Docteure Anne Kornreich, laboratoire de biologie clinique au Grand Hôpital de Charleroi. © DR

 » Il reste des zones d’ombre « 

La docteure Anne Kornreich dirige le laboratoire de biologie clinique au Grand Hôpital de Charleroi. Il faut, dit-elle, réguler la demande des tests par rapport à l’offre disponible.

Avec vos collègues des autres labos de biologie, pourrez-vous faire face à la deuxième vague de Covid-19 ou y aura-t-il pénurie ? A Anvers et Bruxelles, l’offre ne suit pas la demande.

Nous ne sommes pas du tout en pénurie actuellement. Vendredi 31 juillet, lors d’une réunion avec Sciensano, les labos ont fait le compte de leur capacité maximale actuelle, soit 15 000 tests par jour. Cela, si aucune machine ne tombe en panne, que nous trouvons assez de technologues de laboratoire agréés et que nos commandes de réactifs et de consommables sont honorées à temps. Depuis le mois dernier, c’est ce réseau qui réalise l’essentiel des analyses dans notre pays ; la plateforme des firmes pharmaceutiques avait un contrat qui se terminait fin juillet. Le réseau des labos de biologie clinique devient la première ligne.

Au contraire de ce qui se passait depuis mars…

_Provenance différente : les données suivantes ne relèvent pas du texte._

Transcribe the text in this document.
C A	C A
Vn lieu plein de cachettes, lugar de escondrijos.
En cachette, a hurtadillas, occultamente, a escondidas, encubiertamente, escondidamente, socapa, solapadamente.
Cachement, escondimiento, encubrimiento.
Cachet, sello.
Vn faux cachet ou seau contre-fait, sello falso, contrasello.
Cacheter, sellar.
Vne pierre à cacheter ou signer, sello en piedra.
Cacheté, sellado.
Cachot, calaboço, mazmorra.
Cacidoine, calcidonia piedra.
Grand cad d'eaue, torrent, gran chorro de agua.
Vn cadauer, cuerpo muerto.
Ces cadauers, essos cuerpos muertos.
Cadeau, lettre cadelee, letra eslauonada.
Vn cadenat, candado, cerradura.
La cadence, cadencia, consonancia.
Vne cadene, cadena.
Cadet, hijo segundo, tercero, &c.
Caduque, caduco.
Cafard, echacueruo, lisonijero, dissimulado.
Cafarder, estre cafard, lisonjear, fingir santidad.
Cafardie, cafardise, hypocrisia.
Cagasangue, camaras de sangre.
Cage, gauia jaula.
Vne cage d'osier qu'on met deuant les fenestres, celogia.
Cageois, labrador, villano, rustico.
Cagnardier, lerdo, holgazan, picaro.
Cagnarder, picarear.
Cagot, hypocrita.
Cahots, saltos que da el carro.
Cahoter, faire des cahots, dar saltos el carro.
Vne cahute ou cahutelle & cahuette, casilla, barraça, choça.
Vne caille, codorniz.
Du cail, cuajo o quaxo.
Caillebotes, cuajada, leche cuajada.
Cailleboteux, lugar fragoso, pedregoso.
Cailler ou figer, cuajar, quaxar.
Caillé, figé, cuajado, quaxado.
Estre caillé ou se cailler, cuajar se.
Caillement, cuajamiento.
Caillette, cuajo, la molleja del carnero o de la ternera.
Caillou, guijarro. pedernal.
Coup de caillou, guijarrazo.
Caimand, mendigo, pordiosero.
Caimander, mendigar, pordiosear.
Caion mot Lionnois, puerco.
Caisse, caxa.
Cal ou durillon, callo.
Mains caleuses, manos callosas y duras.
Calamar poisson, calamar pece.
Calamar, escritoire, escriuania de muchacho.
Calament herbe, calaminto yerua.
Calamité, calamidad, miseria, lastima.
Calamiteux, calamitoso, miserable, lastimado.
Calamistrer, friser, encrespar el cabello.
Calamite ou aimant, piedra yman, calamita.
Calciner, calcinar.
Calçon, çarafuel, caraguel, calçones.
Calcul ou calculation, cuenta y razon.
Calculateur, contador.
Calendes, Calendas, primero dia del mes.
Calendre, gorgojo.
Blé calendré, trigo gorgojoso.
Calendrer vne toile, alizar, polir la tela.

Et qui nous avait tous fâchés. On donnait des moyens techniques et financiers à des sociétés dont ce n’était pas le core business et on nous laissait sur le côté, alors que c’est l’essence même de notre métier. On leur procurait des écouvillons par milliers quand nous n’en avions plus. Notre souci principal, c’est la bonne prise en charge de nos patients – donc, de donner très vite les résultats de ces tests – pour pouvoir les orienter au mieux et protéger les soignants et la population. Pour y parvenir, l’ensemble des labos va hausser sa capacité à 55 000 tests/jour, avec une possibilité à 70 000. Cela nécessite davantage de machines, de réactifs et de consommables. Nous devons constituer une réserve stratégique pour assurer 100 jours de tests. Mes fournisseurs me disent déjà qu’ils pourront livrer peut-être en octobre, peut-être plus tard. C’est un marché mondial. Il faut aussi pouvoir recruter. Chaque écouvillon prélevé doit être encodé, de même que tous les résultats générés avant d’être transmis aux prescripteurs.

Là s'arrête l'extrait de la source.